Forget the Alamo: The Rise and Fall of an American Myth by Bryan Burrough, Chris Tomlinson, and Jason Stanford:
In the debate between Alamo revisionists and traditionalists, only the latter camp tends to vent its spleen in public. By that evening, the angry comments had begun to pile atop Sanchez’s story like a game of Tetris. Many sounded like this one by an especially splenetic commenter calling himself FiftycalTX: “The battle of the ALAMO has been taught for close to 200 years and no ISIS REVISIONISM is going to get it ‘untaught.’ Any ‘teachers’ that have a problem with calling the patriots that FOUGHT AND DIED at the Alamo ‘heroic’ need to return to New Germany or where ever they came from.”
That’s the kind of over-the-top comment writers tend to cite to make you think all traditionalists are ungrammatical lunatics. In fact, some were more lucid, as in this comment from someone calling himself Keith Smith: “The good people of Texas need to see this for what it really is: an insidious attempt by leftist radicals and hand-wringing American apologists to rewrite our proud Texas history and twist our struggles for freedom into unspectacular yarns of Yankee colonialism and thinly veiled white supremacy. They want to make us the oppressors and bad guys in the eyes of our children.”
The real fireworks came the same afternoon the article went live when Texas governor Greg Abbott tweeted, “Stop political correctness in our schools. Of course Texas schoolchildren should be taught that Alamo defenders were ‘Heroic’! I fully expect the State Board of Education to agree.”

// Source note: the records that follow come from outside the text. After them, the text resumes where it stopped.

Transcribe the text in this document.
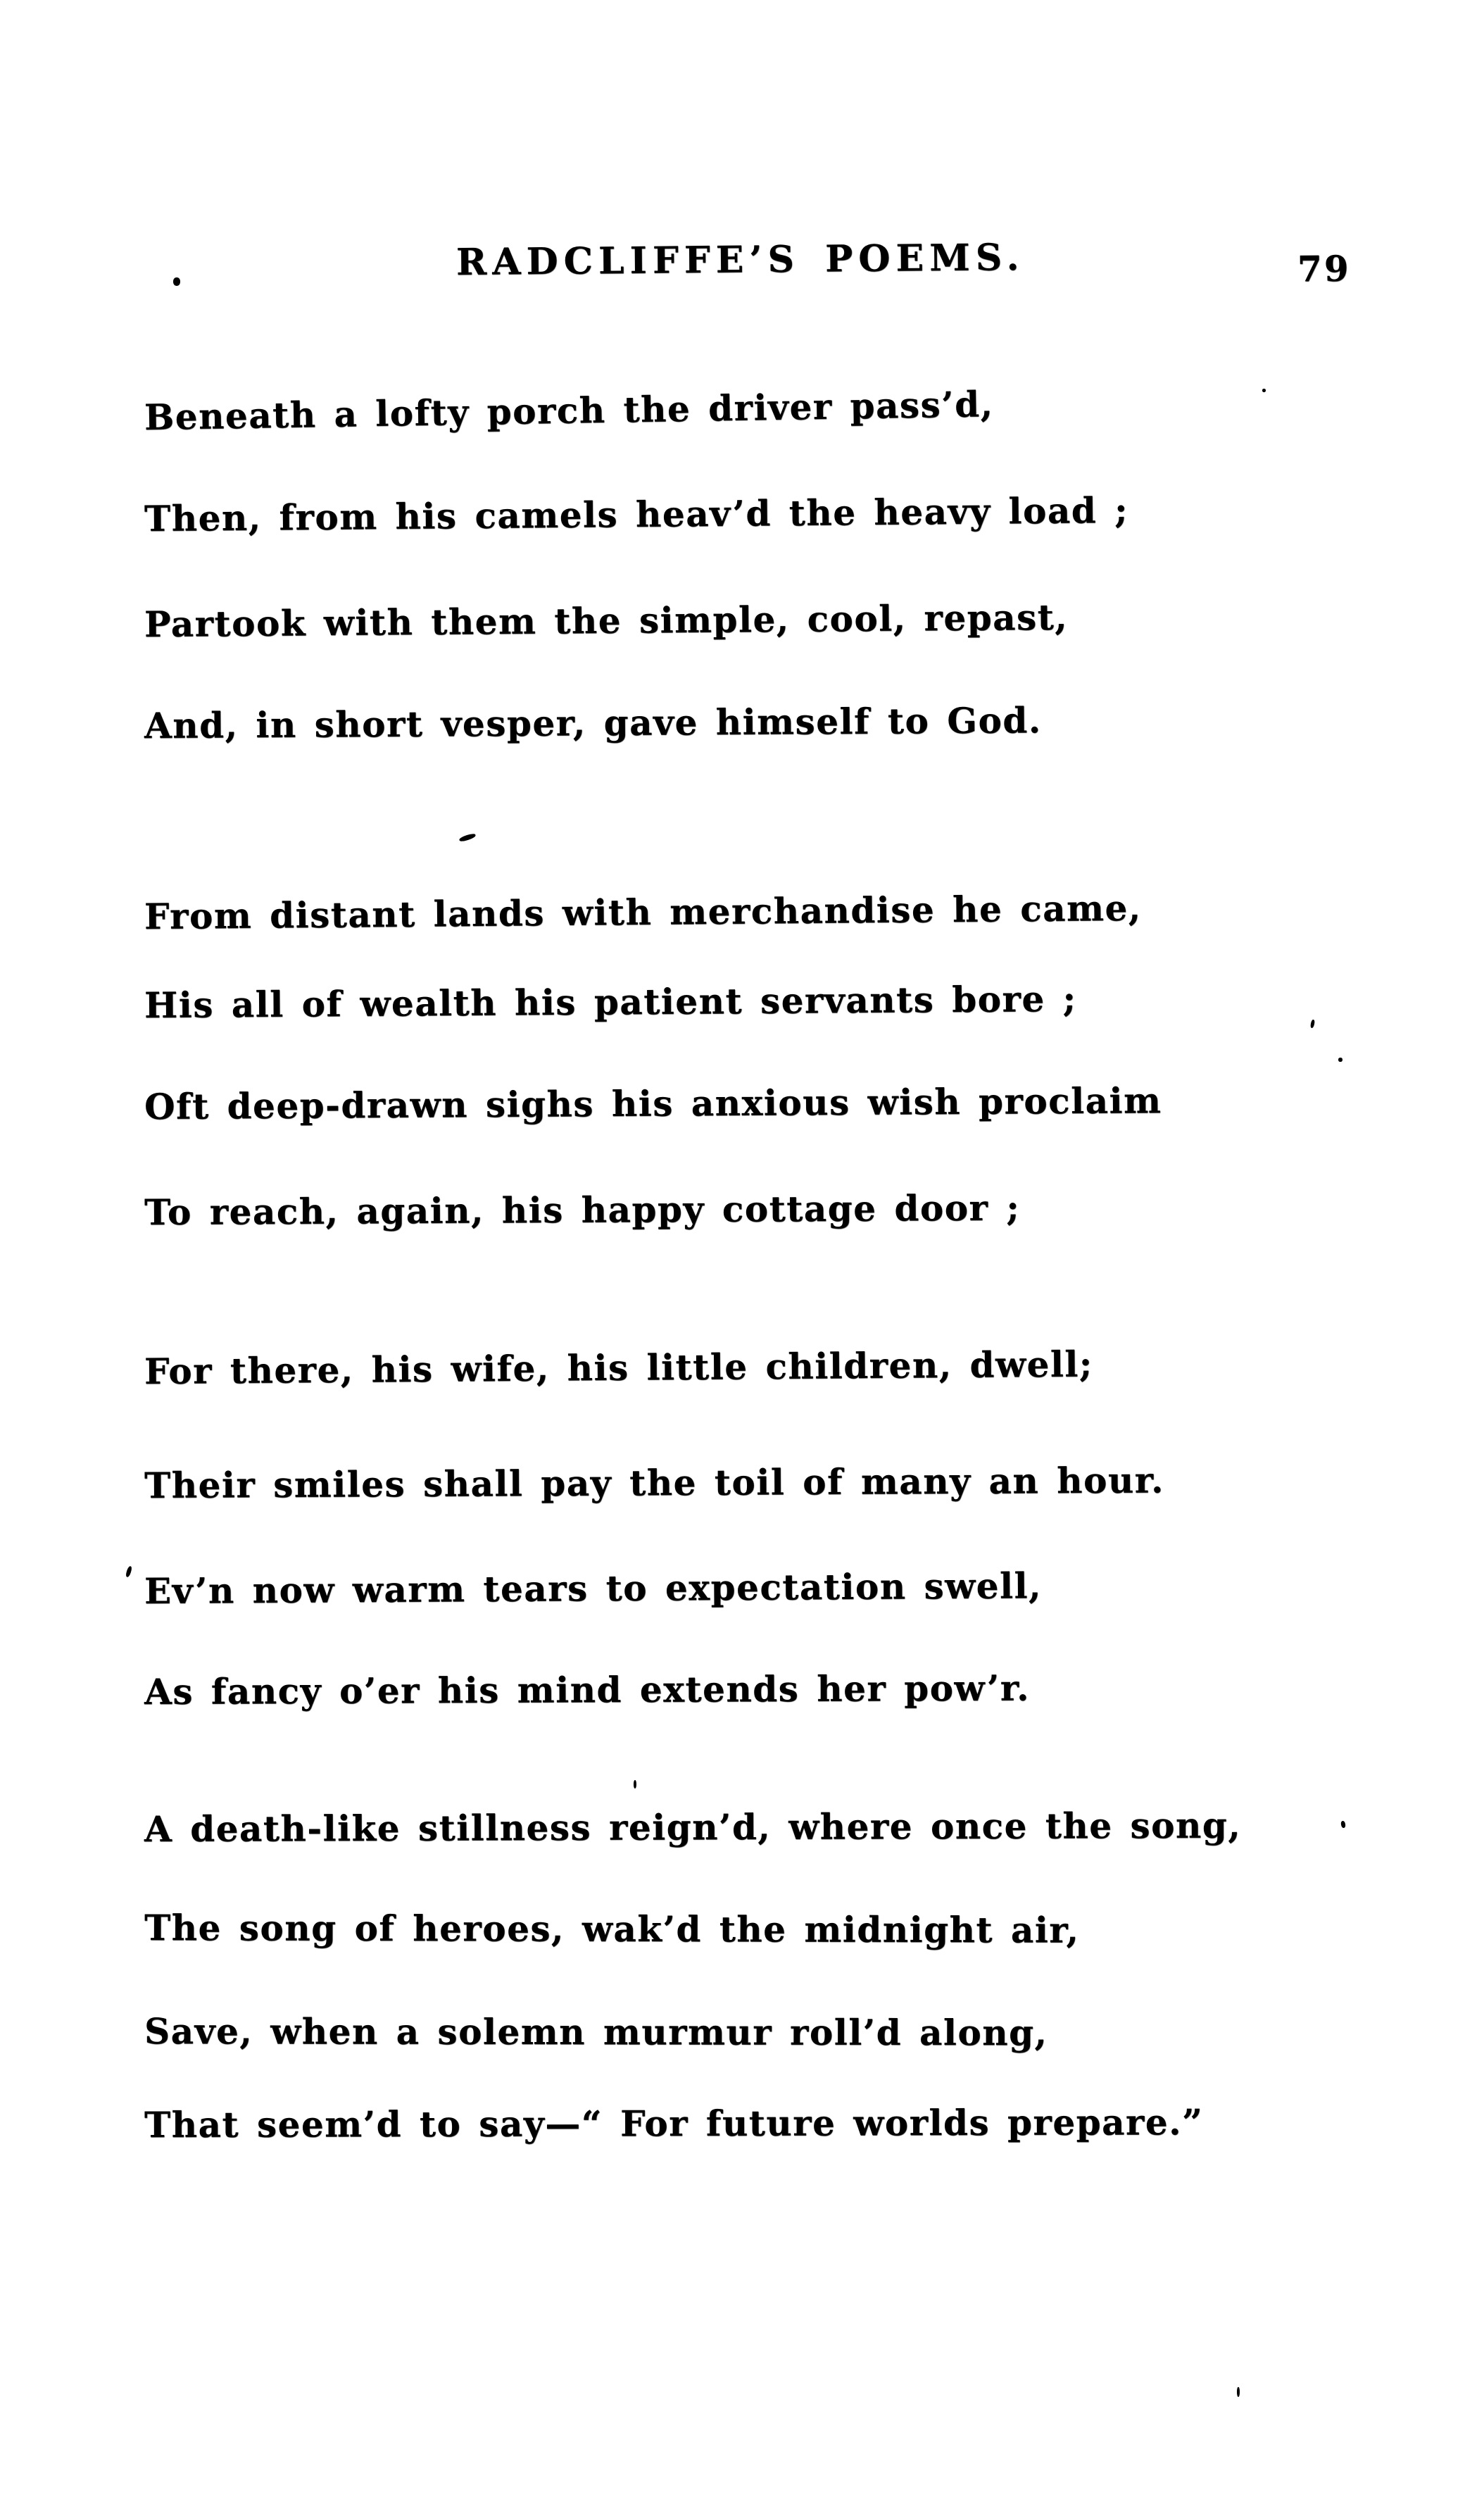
RADCLIFFE’S POEMS.	79
Beneath a lofty porch the driver pass’d,
Then, from his camels heav’d the heavy load ;
Partook with them the simple, cool, repast,
And, in short vesper, gave himself to God.
From distant lands with merchandise he came,
His all of wealth his patient servants bore ;
Oft deep-drawn sighs his anxious wish proclaim
To reach, again, his happy cottage door ;
For there, his wife, his little children, dwell;
Their smiles shall pay the toil of many an hour.
Ev’n now warm tears to expectation swell,
As fancy o’er his mind extends her pow’r.
A death-like stillness reign’d, where once the song,
The song of heroes, wak’d the midnight air,
Save, when a solemn murmur roll’d along,
That seem’d to say—“ For future worlds prepare.”
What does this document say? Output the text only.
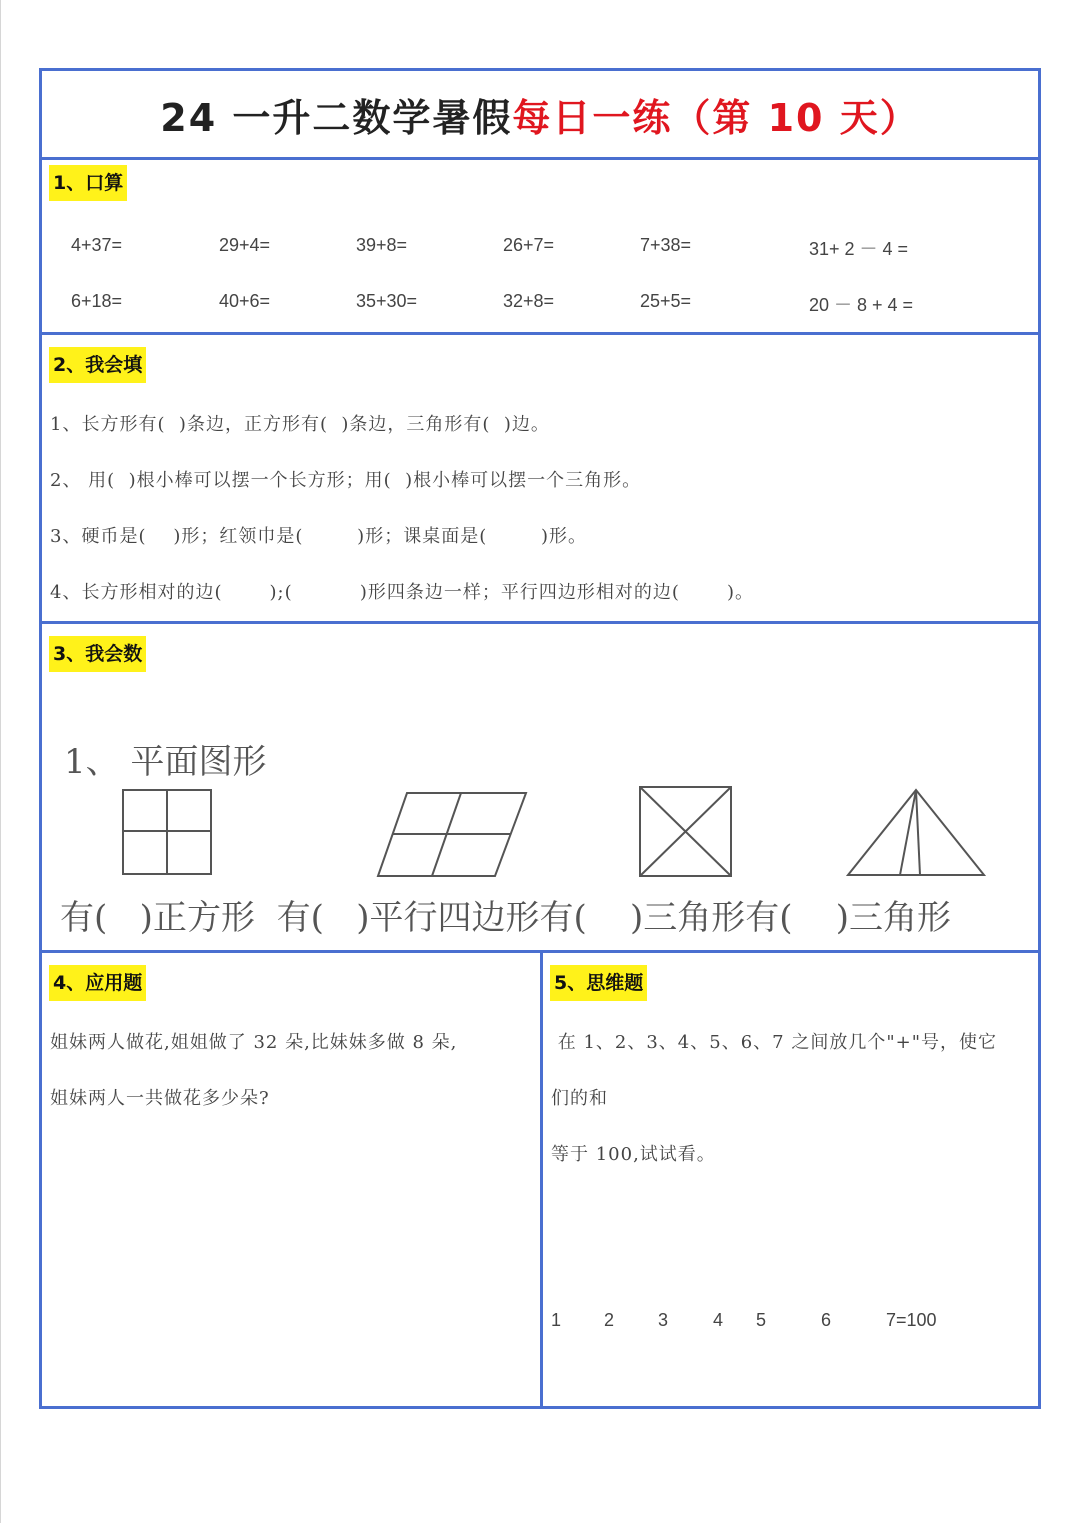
24 一升二数学暑假每日一练（第 10 天）
1、口算
4+37=	29+4=	39+8=	26+7=	7+38=	31+ 2 － 4 =
6+18=	40+6=	35+30=	32+8=	25+5=	20 － 8 + 4 =
2、我会填
1、长方形有(  )条边，正方形有(  )条边，三角形有(  )边。
2、 用(  )根小棒可以摆一个长方形；用(  )根小棒可以摆一个三角形。
3、硬币是(    )形；红领巾是(        )形；课桌面是(        )形。
4、长方形相对的边(       );(          )形四条边一样；平行四边形相对的边(       )。
3、我会数
1、 平面图形
有(   )正方形  有(   )平行四边形有(    )三角形有(    )三角形
4、应用题
姐妹两人做花,姐姐做了 32 朵,比妹妹多做 8 朵,
姐妹两人一共做花多少朵?
5、思维题
在 1、2、3、4、5、6、7 之间放几个"+"号，使它
们的和
等于 100,试试看。
1 2 3 4 5	6	7=100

It's entirely possible that the conservative politicians who leapt onto the governor’s Friday afternoon bandwagon were genuinely offended by the proposed changes and did not consider the political advantage in expressing this grievance two months before an election. It’s also possible that a diet solely consisting of refined sugar, tobacco, and whiskey is good for you. The first in, George P. Bush, chimed in just sixteen minutes later.